DEVOTED to each other in life, husband and wife Raphael and Tamar Altman chose to die in each other’s arms.

When they were found, her head was resting on her husband’s shoulder, her arm over his chest.

Their son called their marriage of more than 30 years “the ultimate love story” – but it ended with a suicide pact.

Raphael, 69, and Tamar, 72, were both in poor health.

He was diagnosed with cancer in 2006, and she suffered from diabetes, neuralgia and muscular pain and stiffness.

In October, the couple, both campaigners for assisted dying, agreed they did not want to suffer any more.

They marked October 3 in their diary with the single word – ‘depart’.

They were found lying dead on their bed at their home in Great Milton, near Wheatley, that day by a doctor .

Their son, Tai, 43, who lives near Inverness, Scotland, and has three children of his own, said he had always known their views on assisted dying.

“It is the ultimate love story really, depending on how you look at it,” he said.

“They were both activists with the group Dignity in Dying and believed in the right to choose.
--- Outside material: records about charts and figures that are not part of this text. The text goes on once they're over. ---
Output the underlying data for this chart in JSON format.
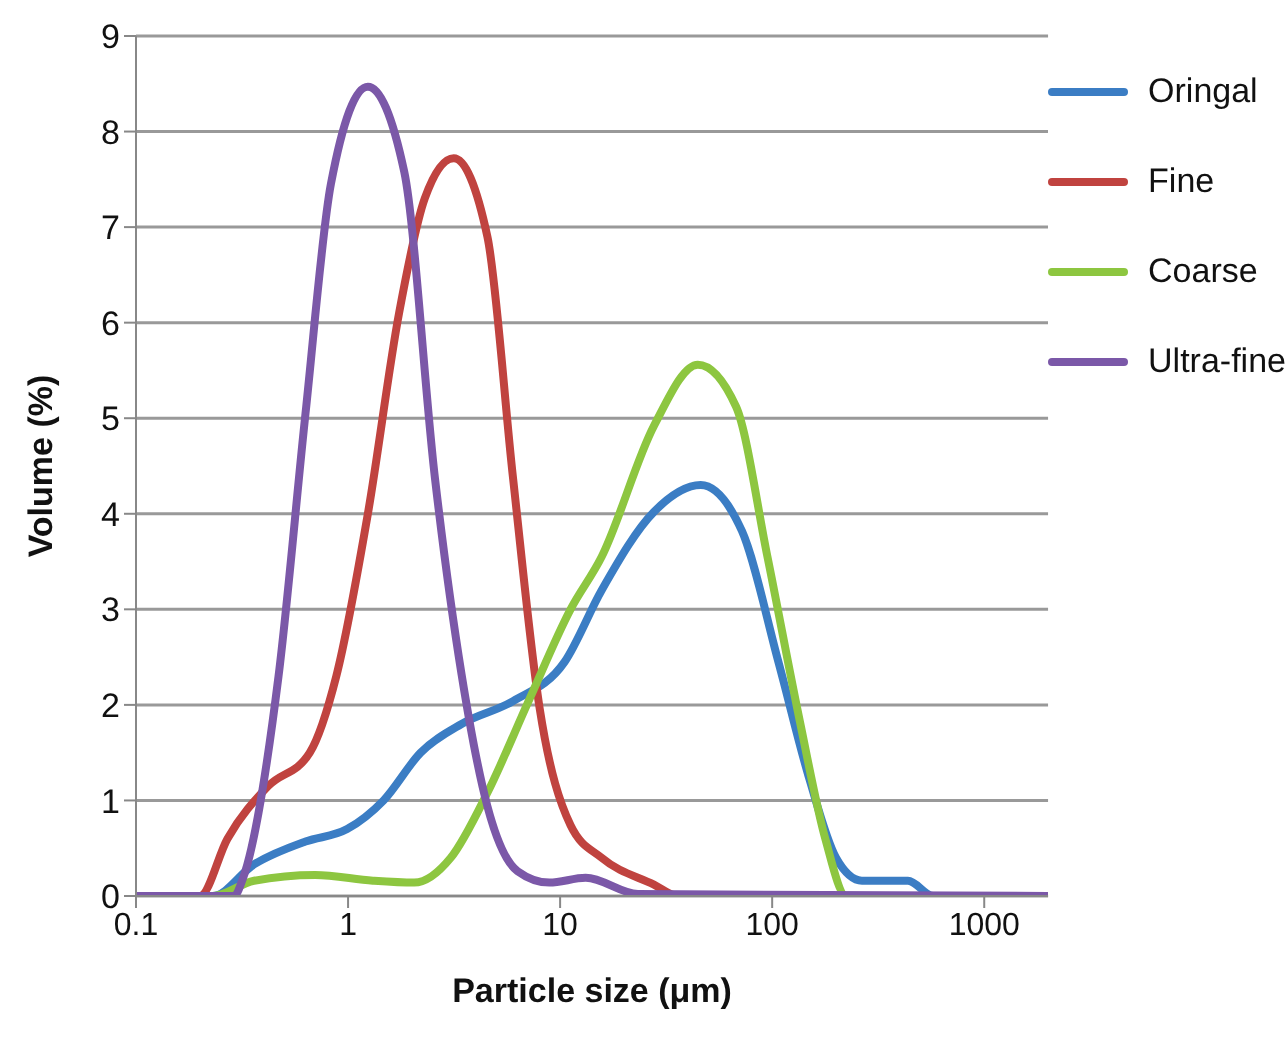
{
  "chart_data": {
    "type": "line",
    "xlabel": "Particle size (μm)",
    "ylabel": "Volume (%)",
    "log": "x",
    "xlim": [
      0.1,
      2000
    ],
    "xticks": [
      0.1,
      1,
      10,
      100,
      1000
    ],
    "ylim": [
      0,
      9
    ],
    "yticks": [
      0,
      1,
      2,
      3,
      4,
      5,
      6,
      7,
      8,
      9
    ],
    "grid": "y",
    "legend": "top right",
    "series": [
      {
        "name": "Oringal",
        "color": "#3b7dc4",
        "x": [
          0.1,
          0.23,
          0.36,
          0.63,
          0.99,
          1.47,
          2.2,
          3.43,
          6.0,
          10.5,
          15.7,
          27.7,
          46,
          72,
          107,
          150,
          200,
          265,
          437,
          575,
          2000
        ],
        "values": [
          0,
          0,
          0.33,
          0.57,
          0.7,
          1.0,
          1.5,
          1.8,
          2.04,
          2.45,
          3.2,
          4.02,
          4.3,
          3.82,
          2.45,
          1.22,
          0.4,
          0.16,
          0.16,
          0,
          0
        ]
      },
      {
        "name": "Fine",
        "color": "#c0433f",
        "x": [
          0.1,
          0.2,
          0.27,
          0.42,
          0.66,
          0.88,
          1.24,
          1.74,
          2.3,
          3.15,
          4.54,
          6.0,
          8.0,
          11.2,
          15.7,
          27.7,
          36,
          2000
        ],
        "values": [
          0,
          0,
          0.6,
          1.15,
          1.5,
          2.3,
          4.0,
          6.1,
          7.3,
          7.72,
          6.9,
          4.37,
          1.97,
          0.74,
          0.4,
          0.12,
          0,
          0
        ]
      },
      {
        "name": "Coarse",
        "color": "#8dc640",
        "x": [
          0.1,
          0.23,
          0.36,
          0.7,
          1.31,
          2.05,
          3.05,
          4.54,
          7.1,
          11.2,
          15.7,
          27.7,
          44.6,
          67.6,
          95,
          135,
          178,
          224,
          2000
        ],
        "values": [
          0,
          0,
          0.16,
          0.22,
          0.16,
          0.14,
          0.4,
          1.08,
          2.04,
          3.0,
          3.55,
          4.92,
          5.56,
          5.12,
          3.55,
          1.83,
          0.6,
          0,
          0
        ]
      },
      {
        "name": "Ultra-fine",
        "color": "#7b58a8",
        "x": [
          0.1,
          0.29,
          0.32,
          0.47,
          0.63,
          0.83,
          1.24,
          1.84,
          2.57,
          3.43,
          4.54,
          6.3,
          8.9,
          13.2,
          23.3,
          2000
        ],
        "values": [
          0,
          0,
          0.19,
          2.3,
          5.05,
          7.45,
          8.47,
          7.58,
          4.37,
          2.32,
          0.94,
          0.26,
          0.14,
          0.19,
          0.02,
          0
        ]
      }
    ]
  }
}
“I grew up with it and lived with the knowledge that this was going to happen. It wasn’t a shock to me and I’m more than reconciled to it.”

Police who attended said the room was lit by a soft red light, and there was soothing music playing.
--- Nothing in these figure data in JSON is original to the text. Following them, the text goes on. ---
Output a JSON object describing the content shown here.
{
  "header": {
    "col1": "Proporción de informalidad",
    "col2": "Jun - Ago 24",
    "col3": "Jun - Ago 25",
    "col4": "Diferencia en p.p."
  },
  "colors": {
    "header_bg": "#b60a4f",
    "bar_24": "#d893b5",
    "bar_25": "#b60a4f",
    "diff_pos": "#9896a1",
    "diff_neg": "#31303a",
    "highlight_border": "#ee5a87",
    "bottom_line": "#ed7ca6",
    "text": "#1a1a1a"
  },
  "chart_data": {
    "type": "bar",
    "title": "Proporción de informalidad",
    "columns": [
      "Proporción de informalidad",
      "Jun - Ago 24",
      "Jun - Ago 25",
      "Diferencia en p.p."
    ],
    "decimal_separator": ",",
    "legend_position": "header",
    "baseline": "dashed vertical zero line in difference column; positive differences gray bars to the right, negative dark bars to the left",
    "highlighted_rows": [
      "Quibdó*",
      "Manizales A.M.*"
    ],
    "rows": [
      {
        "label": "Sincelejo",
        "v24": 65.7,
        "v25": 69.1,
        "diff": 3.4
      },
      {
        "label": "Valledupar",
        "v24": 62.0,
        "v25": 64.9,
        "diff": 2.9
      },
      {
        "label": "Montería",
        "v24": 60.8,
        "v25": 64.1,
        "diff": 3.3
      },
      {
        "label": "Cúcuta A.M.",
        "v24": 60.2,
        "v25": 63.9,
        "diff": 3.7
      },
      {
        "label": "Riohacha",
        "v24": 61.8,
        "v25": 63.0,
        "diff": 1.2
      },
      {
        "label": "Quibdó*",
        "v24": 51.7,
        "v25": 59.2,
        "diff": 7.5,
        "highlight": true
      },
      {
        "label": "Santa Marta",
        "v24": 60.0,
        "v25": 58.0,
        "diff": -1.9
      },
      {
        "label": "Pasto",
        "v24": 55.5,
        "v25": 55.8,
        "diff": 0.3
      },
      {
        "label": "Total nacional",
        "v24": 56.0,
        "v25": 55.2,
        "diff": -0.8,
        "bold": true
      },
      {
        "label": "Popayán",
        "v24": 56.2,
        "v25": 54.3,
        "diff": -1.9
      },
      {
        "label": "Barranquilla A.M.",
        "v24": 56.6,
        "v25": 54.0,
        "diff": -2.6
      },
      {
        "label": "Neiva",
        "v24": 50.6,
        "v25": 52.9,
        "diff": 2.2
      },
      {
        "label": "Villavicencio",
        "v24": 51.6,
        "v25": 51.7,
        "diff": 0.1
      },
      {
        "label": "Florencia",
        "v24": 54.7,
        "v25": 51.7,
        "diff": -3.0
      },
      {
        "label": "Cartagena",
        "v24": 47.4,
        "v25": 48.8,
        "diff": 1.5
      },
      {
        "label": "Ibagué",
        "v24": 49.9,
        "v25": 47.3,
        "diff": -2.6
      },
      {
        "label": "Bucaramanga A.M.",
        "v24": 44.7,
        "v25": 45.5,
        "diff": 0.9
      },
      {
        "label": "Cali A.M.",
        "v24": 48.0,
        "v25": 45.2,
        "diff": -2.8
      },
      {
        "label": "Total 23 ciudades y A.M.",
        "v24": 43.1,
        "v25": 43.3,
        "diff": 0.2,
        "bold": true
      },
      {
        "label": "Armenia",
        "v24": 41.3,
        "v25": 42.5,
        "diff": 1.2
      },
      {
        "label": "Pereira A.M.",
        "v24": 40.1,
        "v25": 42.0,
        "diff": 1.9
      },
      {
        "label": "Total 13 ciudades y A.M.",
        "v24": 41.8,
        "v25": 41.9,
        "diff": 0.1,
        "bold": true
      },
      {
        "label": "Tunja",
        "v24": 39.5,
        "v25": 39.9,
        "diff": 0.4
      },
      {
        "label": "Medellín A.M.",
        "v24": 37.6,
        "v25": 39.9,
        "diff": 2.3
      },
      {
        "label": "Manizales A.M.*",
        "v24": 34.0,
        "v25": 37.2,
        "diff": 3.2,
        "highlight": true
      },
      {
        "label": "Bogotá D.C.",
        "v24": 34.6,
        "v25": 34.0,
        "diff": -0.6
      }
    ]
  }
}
They had drunk a poison, traces of which were found in a bowl and glass by the bed.

Each one left a typed note indicating their plans, and a letter to their GP, Dr Lynda Ware, thanking her for years of care.

They had sent an email to their two children and close friends, in which they said goodbye.

It did not explicitly say they were going to kill themselves, but they were inundated with fond responses.

Tai Altman said: “After Dad was diagnosed, mum was always adamant that she could not, and would not, live without him.

“She was brave enough and had conviction in her love for him to make what some people might consider the ultimate sacrifice.”

His father, born in Cape Town in South Africa, had been an RE teacher in Leighton Buzzard before retiring.

He met Tamar, originally from New York, in the UK, and after five years of friendship they became a couple.

Oxford Mail: Raphael and Tamar Altman pictured with their children Tanyah, six, and Tai, nine, in 1980

They had two children, Tai and Tanyah, and ran a glass painting business for 10 years.

Mr Altman carried on having chemotherapy and radiotherapy after his diagnosis until last year.

As a right-to-die advocate, he gave evidence to the 2012 Government commission on assisted dying.

Mrs Altman had struggled with her weight from the age of 11.

Mr Altman, who at one time worked at Waterperry Gardens a few miles from his village and studied as a mature student at Oxford’s Keble College, wrote an article in 1999 for Radiance Magazine, a journal for larger women, in which he praised his wife’s shape, calling her his “fat Aphrodite”.

At an inquest at Oxfordshire Coroners’ Court on Tuesday, assistant coroner Peter Clark said the couple had made a careful decision to end their lives in a “dignified” way.

Recording verdicts of suicide, he said: “It is clear they intended to die together as they lived together.”